戦略的な農業経営のために使える「農業経営統計調査」とは?

まずは、農業経営統計調査とはどのようなものか、その調査の概要と調査方法、調査対象や調査内容について確認しましょう。

農家の経営実態がデータでわかる、農林水産省の調査

農林水産省

kpw / PIXTA(ピクスタ)

農業経営統計調査は農林水産省が行う調査の1つです。農家の経営と農畜産物の生産費について、それらの実態を調べます。その調査結果は、農業行政などを立案する際の基礎資料とされます。

その歴史は古く、1913年に「農家経済調査」として行われたのが始まりです。1994年には「米生産費統計調査」、「米以外の農畜産物および繭の生産費調査」と統合され、「農業経営統計調査」となりました。

農業経営統計調査の詳しい調査内容は後述しますが、基本的には調査対象の農家(農業経営者世帯)に「現金出納帳」「作業日誌」「経営台帳」の3点について詳しいアンケートを実施することで、農業現場で働く農家の実態を明らかにする調査です。

そこから得られた結果は、農業政策を行う際や食品の行政価格を算定する際の基礎資料として分析・検証されます。

農業経営統計調査の調査体系の中には、「営農類型別経営統計」「農産物生産費統計」「農業物価統計調査」「生産農業所得統計」など、多様な統計が含まれます。

いずれも調査結果は行政が利用するだけでなく、誰でも利用できるようにサイトなどで公開されているので、ぜひ一度チェックしてみてください。

農林水産省「農業経営統計調査」

※minorasuにも、農業経営統計調査を参照した記事があります。例えば、「メガファーム化によって生産性がどの程度上がるのか」という検証のために活用したり、「田んぼの年間作業の中でどのようにコスト削減できるか」を考える際に参照したりしています。

調査期間・調査方法

農業経営統計調査は基本的に毎年1月1日~12月31日の1年間について対象の農業者の記録を取ります。同じ系統のほかの調査もほとんどが同じ時期に行います。

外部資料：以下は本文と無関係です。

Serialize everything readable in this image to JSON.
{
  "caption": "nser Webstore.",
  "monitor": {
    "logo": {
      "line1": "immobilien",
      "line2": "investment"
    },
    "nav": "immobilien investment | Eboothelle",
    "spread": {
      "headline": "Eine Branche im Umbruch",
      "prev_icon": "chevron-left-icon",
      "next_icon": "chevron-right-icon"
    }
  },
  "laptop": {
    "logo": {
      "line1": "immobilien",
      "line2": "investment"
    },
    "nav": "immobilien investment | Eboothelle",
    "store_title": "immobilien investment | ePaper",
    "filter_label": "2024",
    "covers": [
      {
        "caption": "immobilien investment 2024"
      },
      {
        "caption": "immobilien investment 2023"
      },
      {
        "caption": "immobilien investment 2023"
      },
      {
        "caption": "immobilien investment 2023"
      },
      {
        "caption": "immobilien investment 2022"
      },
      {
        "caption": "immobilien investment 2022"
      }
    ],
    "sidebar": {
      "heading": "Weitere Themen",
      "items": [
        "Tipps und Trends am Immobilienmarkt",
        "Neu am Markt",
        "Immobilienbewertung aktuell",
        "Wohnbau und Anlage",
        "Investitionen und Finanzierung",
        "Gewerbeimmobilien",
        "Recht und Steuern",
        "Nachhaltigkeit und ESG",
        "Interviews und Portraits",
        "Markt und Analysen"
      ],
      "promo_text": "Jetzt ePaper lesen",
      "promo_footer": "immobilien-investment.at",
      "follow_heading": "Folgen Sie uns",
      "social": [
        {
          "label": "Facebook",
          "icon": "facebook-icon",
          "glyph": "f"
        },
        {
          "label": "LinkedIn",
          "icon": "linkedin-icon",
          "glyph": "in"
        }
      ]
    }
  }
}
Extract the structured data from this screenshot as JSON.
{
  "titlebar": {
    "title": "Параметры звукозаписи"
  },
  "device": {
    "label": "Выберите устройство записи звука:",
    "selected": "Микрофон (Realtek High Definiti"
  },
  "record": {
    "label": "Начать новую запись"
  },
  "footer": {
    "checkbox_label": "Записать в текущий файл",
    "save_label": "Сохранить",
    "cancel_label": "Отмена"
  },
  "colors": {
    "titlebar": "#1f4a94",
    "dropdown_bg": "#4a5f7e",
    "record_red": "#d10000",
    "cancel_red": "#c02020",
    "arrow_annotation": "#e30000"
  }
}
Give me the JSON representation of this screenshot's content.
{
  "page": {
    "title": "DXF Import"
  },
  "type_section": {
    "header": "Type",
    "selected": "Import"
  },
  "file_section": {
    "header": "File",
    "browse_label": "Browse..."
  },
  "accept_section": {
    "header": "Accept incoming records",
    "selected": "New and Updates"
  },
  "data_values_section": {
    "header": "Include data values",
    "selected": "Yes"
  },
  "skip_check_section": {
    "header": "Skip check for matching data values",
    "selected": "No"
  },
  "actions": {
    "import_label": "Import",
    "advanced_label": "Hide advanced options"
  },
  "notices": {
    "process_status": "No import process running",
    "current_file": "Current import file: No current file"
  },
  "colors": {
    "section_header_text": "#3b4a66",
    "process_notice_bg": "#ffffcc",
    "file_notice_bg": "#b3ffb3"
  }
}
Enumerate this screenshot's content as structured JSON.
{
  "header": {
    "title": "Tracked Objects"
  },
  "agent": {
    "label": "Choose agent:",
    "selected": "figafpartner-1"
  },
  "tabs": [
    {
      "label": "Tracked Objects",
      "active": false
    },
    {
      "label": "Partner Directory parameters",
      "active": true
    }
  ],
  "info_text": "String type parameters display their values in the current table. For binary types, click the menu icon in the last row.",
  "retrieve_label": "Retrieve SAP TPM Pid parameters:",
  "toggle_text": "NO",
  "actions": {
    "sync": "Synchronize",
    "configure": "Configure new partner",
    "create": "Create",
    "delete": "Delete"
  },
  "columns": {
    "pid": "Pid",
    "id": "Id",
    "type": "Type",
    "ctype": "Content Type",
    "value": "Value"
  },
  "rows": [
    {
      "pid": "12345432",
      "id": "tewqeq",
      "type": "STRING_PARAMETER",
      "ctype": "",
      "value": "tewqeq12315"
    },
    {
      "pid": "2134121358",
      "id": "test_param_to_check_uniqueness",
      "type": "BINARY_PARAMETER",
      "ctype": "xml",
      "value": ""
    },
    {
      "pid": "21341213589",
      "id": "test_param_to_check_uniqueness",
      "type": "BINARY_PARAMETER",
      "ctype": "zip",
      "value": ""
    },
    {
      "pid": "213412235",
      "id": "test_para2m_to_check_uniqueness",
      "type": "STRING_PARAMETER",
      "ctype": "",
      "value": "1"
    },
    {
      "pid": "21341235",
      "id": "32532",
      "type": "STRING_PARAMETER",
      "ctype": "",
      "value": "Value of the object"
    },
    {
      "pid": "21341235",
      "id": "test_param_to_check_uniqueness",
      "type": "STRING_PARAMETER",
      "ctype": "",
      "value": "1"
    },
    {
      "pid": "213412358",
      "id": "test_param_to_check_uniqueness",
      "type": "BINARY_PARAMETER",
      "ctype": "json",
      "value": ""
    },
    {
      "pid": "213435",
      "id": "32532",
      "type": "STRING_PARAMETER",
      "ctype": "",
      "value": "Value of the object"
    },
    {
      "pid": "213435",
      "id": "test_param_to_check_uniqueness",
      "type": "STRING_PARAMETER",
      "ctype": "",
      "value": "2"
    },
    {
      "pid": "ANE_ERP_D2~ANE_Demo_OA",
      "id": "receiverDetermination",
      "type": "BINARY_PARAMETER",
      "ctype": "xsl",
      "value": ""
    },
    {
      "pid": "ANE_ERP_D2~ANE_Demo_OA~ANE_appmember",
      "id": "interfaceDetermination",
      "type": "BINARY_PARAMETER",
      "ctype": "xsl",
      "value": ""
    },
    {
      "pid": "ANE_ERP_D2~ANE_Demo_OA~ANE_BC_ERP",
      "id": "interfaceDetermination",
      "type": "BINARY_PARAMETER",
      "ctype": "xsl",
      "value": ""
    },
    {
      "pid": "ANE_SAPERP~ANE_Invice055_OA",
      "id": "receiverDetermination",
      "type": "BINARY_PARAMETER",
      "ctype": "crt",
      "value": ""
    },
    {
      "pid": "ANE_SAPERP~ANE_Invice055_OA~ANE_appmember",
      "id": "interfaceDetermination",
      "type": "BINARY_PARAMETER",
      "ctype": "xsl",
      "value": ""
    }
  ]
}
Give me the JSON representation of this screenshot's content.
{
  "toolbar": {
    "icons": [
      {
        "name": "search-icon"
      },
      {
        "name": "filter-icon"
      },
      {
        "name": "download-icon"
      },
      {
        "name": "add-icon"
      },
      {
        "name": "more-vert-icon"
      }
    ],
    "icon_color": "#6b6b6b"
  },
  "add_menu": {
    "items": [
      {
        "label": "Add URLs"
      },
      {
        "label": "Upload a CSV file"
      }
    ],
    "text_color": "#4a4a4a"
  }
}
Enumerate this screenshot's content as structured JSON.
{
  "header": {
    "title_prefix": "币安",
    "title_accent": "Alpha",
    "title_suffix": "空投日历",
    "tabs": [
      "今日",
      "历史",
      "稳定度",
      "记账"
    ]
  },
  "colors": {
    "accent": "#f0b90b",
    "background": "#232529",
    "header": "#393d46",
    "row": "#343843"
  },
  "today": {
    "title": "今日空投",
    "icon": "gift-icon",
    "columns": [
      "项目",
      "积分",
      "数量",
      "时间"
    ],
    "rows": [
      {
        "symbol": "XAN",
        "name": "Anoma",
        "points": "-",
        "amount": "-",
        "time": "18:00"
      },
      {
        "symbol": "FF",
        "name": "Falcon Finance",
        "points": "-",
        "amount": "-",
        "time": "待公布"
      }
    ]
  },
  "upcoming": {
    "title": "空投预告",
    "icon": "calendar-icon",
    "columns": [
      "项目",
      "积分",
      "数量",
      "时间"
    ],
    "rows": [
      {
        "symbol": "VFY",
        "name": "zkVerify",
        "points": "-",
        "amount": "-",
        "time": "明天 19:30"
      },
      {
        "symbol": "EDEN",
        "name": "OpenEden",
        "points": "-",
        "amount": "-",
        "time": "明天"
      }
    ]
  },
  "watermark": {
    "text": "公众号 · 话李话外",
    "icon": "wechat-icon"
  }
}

ただし、農産物生産費統計の場合、調査対象品目によって調査時期も変動することがあります。例えば「4月~翌年3月(さとうきび)、9月~翌年8月31日(小麦、二条大麦などの麦類やなたね)」などです。

調査は農林水産省が主体となり地方農政局等、統計・情報センター、報告者という実施系統を経て行われます。

調査方法は2つあり、1つは、農林水産省職員が口頭で質問し、調査対象者が口頭で回答したものを聞き取って回答紙に記入する「他計申告式」で、もう1つは「自計申告方式」です。

これは調査対象者の同意を得てから、職員が調査用紙を対象者へ配布し、本人に記入・郵送してもらう、という方法です。

調査の対象と主な調査内容

調査を受ける対象は「農業経営体」とされていますが、すべての農家が対象とされるわけではありません。

対象は農業経営統計調査規則の第3条2項で定義されていて、要約すると「経営耕地面積が30a以上であること、または、農作物の作付面積などの規模が外形基準以上であることのどちらかに該当する農業者で、農産物の販売を目的とする経営体」ということになります。

調査する内容についても、農業経営統計調査規則第6条で定義されています。

具体的には、農業経営体従事者の性別と年齢、農業や農業生産関連事業に関わる労働時間、経営耕地面積、資産と負債、農産物の種類別生産量や処分の内訳、収入と支出、農産物生産のために費やした資材の使用量と価額などについて、より細かい項目に分かれています。

具体的な活用方法は? 農業経営統計調査の一覧と、その結果からわかること

統計資料の活用

years /PIXTA(ピクスタ)

上記のような調査から、どのようなことがわかり、何に活用できるのでしょうか。農業経営統計調査の一覧に沿って、各調査の概要や活用方法について解説します。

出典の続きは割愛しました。